Как-то, вернувшись домой, она обнаружила на лестнице перед входом в квартиру мужчину, лежащего на полу, так что ноги свисали вниз со ступеней. Мужик загородил узкий проход, и пришлось осторожно переступить через его руку. Кадык, весь в черных точках щетины, торчал кверху и дергался. Слава богу, живой!
Она вцепилась ногтями в «чертову кожу» спецовки и втянула его в кухню, боясь, что он свалится вниз с крутой лестницы. Протащила всего полметра и больше уже не могла сдвинуть с места тяжелое квелое тело. Она понимала, надо человеку помочь, но инстинктивно отскочила от его шарящих ладоней. Потом отперла дверь и принесла воду в миске, пачку ваты и стала обмывать ему ссадину на лбу, отбрасывая красные грязные тампоны. Он открыл глаза, поглядел снизу вверх на нее и закатил зрачки, ничего не соображая. Кислый запах, подергивание лохматой головы, сбившиеся кудри на висках – все в крови. Он попросил слюняво: «Дай попить!» Приподнялся и напился, заливая воду за ворот изношенной рубахи. После этого попытался встать, и она помогла ему, но, минуту постояв посередине кухни, он повалился вперед и ударился о доски пола лицом, так что через мгновение плахи обагрила, затекая в щели, кровяная жижа. Она поняла, что нужно скорей вызвать врача.

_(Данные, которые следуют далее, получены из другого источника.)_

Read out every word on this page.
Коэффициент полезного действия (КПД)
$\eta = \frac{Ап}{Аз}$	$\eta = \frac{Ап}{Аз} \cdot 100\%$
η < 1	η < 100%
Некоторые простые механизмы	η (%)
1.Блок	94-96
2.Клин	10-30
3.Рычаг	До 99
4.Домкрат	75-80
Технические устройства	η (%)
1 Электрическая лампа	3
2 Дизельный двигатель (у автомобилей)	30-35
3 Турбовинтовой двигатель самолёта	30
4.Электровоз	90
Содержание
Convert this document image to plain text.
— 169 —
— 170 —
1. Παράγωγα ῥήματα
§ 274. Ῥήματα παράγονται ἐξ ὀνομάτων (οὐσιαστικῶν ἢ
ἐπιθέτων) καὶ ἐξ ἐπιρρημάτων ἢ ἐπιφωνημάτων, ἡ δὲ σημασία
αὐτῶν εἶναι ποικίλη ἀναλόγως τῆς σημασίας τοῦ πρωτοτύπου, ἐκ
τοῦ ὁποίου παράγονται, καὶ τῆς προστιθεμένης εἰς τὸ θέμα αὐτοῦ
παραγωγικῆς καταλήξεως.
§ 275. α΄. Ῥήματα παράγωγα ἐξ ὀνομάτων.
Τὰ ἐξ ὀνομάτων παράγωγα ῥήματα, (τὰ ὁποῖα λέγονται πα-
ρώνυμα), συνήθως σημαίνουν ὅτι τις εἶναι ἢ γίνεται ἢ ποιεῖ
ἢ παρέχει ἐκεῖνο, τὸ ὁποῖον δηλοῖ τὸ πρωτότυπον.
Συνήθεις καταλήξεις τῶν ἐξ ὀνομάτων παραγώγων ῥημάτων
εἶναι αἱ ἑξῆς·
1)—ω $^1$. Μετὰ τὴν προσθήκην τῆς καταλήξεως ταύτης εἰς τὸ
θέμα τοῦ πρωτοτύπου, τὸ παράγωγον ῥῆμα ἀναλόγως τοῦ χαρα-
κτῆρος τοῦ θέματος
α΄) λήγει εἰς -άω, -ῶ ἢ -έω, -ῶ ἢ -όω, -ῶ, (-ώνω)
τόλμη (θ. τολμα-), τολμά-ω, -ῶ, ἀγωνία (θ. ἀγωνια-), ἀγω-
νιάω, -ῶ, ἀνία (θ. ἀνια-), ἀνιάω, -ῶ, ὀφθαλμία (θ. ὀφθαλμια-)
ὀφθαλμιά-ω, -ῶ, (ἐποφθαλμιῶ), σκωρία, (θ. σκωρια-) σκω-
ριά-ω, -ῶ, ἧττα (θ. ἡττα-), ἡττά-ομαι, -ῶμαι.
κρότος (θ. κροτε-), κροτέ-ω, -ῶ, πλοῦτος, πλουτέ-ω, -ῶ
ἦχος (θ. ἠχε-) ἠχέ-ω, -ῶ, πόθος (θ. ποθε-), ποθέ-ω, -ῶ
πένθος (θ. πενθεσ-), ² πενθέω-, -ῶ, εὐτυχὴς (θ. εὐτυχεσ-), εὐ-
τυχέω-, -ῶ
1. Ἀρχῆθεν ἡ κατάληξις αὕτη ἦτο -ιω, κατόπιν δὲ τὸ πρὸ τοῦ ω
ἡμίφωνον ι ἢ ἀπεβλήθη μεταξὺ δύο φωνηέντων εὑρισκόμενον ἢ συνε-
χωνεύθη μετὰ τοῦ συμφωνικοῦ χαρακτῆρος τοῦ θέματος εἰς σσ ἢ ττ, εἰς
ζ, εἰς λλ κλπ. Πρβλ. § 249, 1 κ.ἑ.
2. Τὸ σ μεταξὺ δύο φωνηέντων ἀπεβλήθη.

Услыхала, как застучали ножищи по деревянной лестнице. Двое работяг в заскорузлых робах ворвались в кухню, тяжело дыша, и тут же стали поднимать лежащего своего товарища, оглядываясь на хозяйку: «Не надо скорую! Это выпили мы, зашибли его нечаянно». И загромыхали вниз, таща безвольного собрата так стремительно, что тот не успевал перебирать ногами и съезжал по ступенькам на ягодицах.
Когда вечером, рассказывая о происшествии, она проговорилась о том, что побежала было за «скорой помощью», не заперев дверей, повелитель ее взъярился: «Вечно лезешь не в свое дело! Что тебе до него?». Она расстроилась от такой несправедливости, не догадавшись, что это ревность.
Однажды она упросила его пойти на танцы. Парк культуры и отдыха тянулся заасфальтированными дорожками вдоль реки, от которой, однако, не исходило прохлады. Пыльная зелень кустов шуршала жестяными листьями, по всей территории тошнотворно несло пивом. Отвратительный запах аммиака смешивался с табачным духом.